But there is no need to make such dubious claims if the physical- and mental are clearly demarcated as follows. First, there is the problem of consciousness (,the hard problem), namely, why should there arise any feelings, thoughts, sensations at all when they seem to have location and no role in the physical world. And second, there is the problem of identifying causes of human behaviour, (mistakenly called a mind-body problem, whether 'soft or not) which is the proper province of science. In. an imaginary world in which all human behaviour and all brain states had explanations in terms of physics, chemistry and biology, the problem of phenomenal consciousness would remain completely untouched, its solution not a millimetre nearer. There are not two mind-body problems in the sense in which Chalmers and others mean but a problem for philosophy in making sense of consciousness and its relationship with matter and a problem for science in making sense of how the body in all its complexity functions.
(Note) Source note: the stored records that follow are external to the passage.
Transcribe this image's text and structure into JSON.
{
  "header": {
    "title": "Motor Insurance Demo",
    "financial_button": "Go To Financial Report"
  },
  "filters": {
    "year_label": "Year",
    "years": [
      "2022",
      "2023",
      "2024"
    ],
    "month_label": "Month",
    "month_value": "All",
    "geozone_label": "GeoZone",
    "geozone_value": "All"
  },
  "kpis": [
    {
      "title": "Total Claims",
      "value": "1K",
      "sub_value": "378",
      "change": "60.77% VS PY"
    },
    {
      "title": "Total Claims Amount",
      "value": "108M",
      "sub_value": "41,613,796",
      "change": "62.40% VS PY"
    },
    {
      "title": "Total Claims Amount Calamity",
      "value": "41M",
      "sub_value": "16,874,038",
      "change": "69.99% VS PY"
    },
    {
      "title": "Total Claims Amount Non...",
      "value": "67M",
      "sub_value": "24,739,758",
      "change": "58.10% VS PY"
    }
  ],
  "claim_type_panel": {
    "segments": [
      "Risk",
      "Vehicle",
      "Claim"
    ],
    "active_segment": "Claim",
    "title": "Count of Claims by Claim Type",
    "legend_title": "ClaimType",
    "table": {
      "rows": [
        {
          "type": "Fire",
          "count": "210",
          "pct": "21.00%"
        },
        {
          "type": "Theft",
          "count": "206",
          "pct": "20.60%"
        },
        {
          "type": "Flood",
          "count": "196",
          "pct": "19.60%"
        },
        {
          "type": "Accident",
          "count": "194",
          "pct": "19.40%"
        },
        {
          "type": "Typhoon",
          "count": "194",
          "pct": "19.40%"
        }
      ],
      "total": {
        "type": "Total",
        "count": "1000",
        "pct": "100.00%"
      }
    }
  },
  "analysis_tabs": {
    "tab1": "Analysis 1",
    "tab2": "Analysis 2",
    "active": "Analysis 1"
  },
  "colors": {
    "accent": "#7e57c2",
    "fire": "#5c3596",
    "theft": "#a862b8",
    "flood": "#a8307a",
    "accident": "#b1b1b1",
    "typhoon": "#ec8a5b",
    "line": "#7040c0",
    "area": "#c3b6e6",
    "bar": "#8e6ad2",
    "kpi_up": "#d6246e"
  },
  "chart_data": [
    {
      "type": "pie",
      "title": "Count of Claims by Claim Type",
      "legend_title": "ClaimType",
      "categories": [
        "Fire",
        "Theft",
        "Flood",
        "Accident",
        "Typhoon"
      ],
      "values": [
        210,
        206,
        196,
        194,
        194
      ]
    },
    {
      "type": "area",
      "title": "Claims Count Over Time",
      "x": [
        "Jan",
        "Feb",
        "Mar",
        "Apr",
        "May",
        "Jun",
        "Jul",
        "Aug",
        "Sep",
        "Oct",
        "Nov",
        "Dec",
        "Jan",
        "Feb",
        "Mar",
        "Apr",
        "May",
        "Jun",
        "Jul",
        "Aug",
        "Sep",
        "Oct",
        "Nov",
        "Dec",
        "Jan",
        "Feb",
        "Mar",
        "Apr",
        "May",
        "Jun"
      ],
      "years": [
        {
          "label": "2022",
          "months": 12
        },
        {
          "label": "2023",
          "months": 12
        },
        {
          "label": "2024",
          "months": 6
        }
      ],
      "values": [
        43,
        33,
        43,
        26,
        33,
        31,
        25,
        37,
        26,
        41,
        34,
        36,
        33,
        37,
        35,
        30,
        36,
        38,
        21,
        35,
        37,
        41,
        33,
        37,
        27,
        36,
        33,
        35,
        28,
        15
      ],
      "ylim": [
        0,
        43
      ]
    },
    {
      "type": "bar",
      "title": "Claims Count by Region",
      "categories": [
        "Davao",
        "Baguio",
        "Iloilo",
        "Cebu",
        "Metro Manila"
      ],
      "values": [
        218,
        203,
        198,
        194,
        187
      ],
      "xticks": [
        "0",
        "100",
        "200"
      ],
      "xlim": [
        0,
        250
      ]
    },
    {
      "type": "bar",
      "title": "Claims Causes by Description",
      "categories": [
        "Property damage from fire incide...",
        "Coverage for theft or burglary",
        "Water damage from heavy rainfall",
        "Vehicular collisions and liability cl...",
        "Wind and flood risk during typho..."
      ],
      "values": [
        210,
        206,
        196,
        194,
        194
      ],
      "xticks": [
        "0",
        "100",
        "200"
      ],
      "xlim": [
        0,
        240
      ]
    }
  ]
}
Section Four: The impossibility of success for the materialist project

Is a materialistic explanation of mind even a theoretical possibility? Irrespective of the practical problems involved, is it possible to reduce everything at present called mind or consciousness and all it encompasses from pain to soul, from thought to spirit to a physical description? Here are three reasons for doubting such claims.

First, scientific experiments involve the recording and measuring of changes in physical objects; from these data general conclusions are drawn. Observing and reasoning are mental states; they are at one remove from the objects of observation and reasoning. When scientific discoveries are made, physical changes and movements are explained in terms of some deeper reality hidden from sight. An apple falls, an event observed many times, an invisible force, gravity, the object of reasoning not of sensory observation, is posited as the explanation for that movement. Litmus paper turns red in acid, another frequent observation, another conclusion reached. Observation and reasoning take place within consciousness. How could consciousness itself be the object, the 'thing' under scientific scrutiny for the scrutinising is itself a conscious activity?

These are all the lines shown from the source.